Como cada luna llena, los niños se reunieron nuevamente en el jardín, pero esta vez no hubo historia. Su mamá les había explicado días atrás que su abuelo ahora vivía en el cielo y que desde allá los iba a estar cuidando, sin que los niños comprendieran realmente lo que su madre les había dicho. Esa noche de luna llena trataron de contar ellos mismos la historia. No pudieron ponerse de acuerdo. El Capitán soñador comenzaba un relato pero al cabo de unos minutos perdía sentido. Merlín era muy explícito con los detalles y detenía la historia haciéndose muchas preguntas, finalmente el Principito, que interrumpía a cada momento para ser el relator de
la historia, llegado su turno, se quedaba mudo sin saber qué decir.
Dándose por vencidos, los niños se quedaron en silencio mirando el cielo estrellado, preguntándose qué estaría haciendo su abuelo en ese momento.
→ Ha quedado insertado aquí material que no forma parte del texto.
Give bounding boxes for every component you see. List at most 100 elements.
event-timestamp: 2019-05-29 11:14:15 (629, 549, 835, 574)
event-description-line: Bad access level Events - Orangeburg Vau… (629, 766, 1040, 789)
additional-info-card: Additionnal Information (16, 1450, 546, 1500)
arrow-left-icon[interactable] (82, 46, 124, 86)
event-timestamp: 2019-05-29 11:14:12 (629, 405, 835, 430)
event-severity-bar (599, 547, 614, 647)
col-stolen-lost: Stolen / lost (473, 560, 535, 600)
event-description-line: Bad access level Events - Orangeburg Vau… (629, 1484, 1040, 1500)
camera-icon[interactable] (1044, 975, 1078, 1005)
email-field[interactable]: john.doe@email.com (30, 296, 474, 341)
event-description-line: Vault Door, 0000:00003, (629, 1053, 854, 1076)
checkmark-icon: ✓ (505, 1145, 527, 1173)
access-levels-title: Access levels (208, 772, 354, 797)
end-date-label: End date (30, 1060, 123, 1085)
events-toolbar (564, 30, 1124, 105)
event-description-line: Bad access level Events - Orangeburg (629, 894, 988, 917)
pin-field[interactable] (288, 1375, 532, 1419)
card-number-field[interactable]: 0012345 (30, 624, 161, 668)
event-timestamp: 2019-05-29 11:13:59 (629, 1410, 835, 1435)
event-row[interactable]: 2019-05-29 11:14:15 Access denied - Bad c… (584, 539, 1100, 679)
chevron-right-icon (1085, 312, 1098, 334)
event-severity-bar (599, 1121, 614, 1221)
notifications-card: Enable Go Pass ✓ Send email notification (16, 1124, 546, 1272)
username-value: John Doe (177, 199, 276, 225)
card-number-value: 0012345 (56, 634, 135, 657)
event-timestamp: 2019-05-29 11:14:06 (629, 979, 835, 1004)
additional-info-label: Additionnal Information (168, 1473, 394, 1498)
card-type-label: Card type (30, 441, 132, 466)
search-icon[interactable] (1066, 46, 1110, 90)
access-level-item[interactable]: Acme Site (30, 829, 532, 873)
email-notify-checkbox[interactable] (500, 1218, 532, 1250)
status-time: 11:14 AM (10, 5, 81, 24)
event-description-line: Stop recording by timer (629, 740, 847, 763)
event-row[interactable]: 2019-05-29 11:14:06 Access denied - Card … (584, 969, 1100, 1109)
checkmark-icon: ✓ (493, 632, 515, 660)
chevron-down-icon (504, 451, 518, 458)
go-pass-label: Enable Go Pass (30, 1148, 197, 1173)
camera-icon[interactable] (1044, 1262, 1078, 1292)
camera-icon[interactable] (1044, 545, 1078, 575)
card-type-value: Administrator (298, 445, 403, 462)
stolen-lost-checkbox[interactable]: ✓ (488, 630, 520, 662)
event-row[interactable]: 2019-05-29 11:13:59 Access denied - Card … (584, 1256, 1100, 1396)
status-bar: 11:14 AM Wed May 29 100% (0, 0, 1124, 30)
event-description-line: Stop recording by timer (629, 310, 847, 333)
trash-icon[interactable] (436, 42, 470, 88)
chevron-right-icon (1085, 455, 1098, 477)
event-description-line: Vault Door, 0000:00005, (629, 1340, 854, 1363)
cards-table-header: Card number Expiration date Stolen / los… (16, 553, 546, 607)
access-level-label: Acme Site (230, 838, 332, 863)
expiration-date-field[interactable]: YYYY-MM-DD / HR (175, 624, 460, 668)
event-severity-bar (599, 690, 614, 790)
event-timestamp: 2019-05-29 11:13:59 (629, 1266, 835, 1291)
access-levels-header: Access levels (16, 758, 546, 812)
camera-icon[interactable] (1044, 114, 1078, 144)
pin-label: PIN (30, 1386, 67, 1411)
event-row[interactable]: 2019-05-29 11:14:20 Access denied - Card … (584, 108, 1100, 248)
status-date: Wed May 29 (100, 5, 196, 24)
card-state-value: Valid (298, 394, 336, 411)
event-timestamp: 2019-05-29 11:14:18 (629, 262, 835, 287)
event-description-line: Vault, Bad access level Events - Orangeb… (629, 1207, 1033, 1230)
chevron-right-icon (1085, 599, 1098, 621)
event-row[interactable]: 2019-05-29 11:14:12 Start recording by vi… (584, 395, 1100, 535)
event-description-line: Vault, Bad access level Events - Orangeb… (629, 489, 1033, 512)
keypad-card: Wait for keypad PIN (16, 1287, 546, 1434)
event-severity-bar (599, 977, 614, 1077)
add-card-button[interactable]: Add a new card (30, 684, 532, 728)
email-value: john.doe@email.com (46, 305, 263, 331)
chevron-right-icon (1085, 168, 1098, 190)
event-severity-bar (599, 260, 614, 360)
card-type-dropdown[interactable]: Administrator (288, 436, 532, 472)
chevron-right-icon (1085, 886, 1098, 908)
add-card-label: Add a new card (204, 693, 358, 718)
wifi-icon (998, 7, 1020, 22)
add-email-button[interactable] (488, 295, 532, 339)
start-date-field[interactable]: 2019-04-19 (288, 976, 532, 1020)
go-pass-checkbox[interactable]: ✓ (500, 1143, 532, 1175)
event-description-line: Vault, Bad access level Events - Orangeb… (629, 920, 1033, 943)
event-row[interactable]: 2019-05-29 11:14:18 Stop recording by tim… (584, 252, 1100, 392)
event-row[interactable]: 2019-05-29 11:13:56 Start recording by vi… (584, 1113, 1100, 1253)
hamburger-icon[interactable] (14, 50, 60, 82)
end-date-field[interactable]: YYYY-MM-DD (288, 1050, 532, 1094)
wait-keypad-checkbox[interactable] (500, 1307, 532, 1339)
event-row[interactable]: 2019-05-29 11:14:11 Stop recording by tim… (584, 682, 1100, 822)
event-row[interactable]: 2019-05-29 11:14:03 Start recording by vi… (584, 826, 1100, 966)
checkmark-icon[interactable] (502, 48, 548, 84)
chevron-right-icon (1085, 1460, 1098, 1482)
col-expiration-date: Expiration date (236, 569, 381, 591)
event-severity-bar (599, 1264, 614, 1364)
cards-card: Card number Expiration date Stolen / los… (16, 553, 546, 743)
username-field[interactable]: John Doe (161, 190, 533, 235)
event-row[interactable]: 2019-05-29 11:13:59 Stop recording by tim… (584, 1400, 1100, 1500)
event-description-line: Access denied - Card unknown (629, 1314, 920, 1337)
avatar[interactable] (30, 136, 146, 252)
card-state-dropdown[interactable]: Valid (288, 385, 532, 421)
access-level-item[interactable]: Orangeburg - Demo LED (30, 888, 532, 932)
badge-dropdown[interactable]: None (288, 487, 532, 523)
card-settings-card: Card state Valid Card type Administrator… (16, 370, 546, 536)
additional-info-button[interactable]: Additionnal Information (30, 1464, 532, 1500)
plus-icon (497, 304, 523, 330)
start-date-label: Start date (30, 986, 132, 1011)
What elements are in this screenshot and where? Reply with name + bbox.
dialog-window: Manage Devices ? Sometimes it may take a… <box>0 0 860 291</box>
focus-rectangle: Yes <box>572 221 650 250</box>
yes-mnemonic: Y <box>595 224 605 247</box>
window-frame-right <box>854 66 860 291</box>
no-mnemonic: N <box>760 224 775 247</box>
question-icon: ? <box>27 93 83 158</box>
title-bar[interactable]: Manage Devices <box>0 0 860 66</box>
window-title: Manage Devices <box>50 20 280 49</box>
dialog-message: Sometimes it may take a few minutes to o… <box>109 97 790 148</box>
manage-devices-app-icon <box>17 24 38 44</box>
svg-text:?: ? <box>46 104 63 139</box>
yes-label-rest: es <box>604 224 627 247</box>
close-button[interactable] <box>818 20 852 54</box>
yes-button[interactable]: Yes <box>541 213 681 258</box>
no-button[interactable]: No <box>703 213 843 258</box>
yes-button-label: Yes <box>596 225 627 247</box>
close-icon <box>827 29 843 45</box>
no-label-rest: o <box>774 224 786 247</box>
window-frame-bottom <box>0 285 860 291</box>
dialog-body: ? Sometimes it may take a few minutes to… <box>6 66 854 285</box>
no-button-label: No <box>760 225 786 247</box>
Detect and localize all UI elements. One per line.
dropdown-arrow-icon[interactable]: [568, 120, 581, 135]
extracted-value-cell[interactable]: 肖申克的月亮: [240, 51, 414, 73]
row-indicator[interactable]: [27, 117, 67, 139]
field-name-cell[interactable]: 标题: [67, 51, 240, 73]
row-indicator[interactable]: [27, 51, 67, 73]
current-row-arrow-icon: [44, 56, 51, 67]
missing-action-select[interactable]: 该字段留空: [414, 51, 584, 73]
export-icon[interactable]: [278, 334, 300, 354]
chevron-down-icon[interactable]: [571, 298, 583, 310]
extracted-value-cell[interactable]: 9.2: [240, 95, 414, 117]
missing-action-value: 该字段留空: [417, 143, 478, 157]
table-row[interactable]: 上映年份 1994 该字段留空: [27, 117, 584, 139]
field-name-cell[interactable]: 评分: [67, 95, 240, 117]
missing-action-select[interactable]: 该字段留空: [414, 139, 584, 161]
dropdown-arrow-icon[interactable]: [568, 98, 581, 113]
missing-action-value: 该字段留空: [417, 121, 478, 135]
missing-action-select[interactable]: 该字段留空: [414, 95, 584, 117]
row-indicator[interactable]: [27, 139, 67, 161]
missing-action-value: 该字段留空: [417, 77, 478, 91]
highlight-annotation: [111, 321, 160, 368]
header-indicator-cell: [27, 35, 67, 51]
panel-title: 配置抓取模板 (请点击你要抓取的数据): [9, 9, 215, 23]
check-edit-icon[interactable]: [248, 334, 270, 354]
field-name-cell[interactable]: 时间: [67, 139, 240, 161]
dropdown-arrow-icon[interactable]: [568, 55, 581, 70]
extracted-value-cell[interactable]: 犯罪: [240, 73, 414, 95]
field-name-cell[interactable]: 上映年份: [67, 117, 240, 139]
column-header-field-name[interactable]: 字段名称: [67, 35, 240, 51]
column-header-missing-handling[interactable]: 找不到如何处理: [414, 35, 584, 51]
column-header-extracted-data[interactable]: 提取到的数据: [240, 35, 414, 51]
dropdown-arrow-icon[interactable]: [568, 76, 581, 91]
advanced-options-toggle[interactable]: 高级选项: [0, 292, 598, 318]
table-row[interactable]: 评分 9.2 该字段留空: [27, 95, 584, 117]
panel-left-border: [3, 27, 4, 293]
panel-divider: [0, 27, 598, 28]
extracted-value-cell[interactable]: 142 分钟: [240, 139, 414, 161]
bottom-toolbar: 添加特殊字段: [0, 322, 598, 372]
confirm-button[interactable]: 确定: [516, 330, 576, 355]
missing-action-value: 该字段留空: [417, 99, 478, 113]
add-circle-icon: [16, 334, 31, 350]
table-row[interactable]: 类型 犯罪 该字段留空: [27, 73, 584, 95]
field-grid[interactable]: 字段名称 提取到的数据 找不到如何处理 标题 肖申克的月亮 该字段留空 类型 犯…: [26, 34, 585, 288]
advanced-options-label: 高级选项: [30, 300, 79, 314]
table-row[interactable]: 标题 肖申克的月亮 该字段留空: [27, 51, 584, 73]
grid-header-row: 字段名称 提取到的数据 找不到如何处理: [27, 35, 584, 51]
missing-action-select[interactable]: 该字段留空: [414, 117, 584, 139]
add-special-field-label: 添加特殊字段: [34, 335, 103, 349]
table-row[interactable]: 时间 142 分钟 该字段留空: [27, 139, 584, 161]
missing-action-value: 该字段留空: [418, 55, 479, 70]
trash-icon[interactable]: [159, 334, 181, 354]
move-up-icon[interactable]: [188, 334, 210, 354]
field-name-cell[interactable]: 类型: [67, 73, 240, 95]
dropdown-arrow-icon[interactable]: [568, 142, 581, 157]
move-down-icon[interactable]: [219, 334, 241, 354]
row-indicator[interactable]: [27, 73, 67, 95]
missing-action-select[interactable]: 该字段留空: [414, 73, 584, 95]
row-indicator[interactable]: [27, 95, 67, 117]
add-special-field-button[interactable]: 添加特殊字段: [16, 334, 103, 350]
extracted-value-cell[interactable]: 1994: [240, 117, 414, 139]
De repente, observaron en el cielo unos cuerpos celestes que se desplazaban muy rápidamente dejando trazos de luz en el firmamento. Mirándose entre ellos, sonrieron y comprendieron todo. Capitán soñador dijo entonces que su abuelo ahora estaba en el espacio viviendo las aventuras que un día les había contado. Merlín lo confirmó, pues sabía que su abuelo era muy audaz e ingenioso, y seguramente habría construido muchas naves espaciales. El Principito estuvo de acuerdo y concluyó que él había heredado de su abuelo su gran valentía. Empezaron entonces a narrar cómo en cada brillo de estrella, su abuelo realizaba una nueva proeza y así estuvieron toda la noche hasta quedarse dormidos.
Cuando su mamá les despertó para que se fueran a acostar a sus camas, miraron una vez mas al cielo y observaron que la luna estaba completamente roja, sorprendidos exclamaron: “El abuelo finalmente ha llegado a la luna, ahora desde allá nos contará sus historias”.
Su mamá los llevó uno a uno a sus camas, y cuando depositó a El Principito en la suya, le preguntó si quería que le dejara su foquito encendido como de costumbre, pero esta vez el Principito le respondió que no era necesario, pues ahora tenía un foquito mucho más grande desde donde siempre estará velando por él.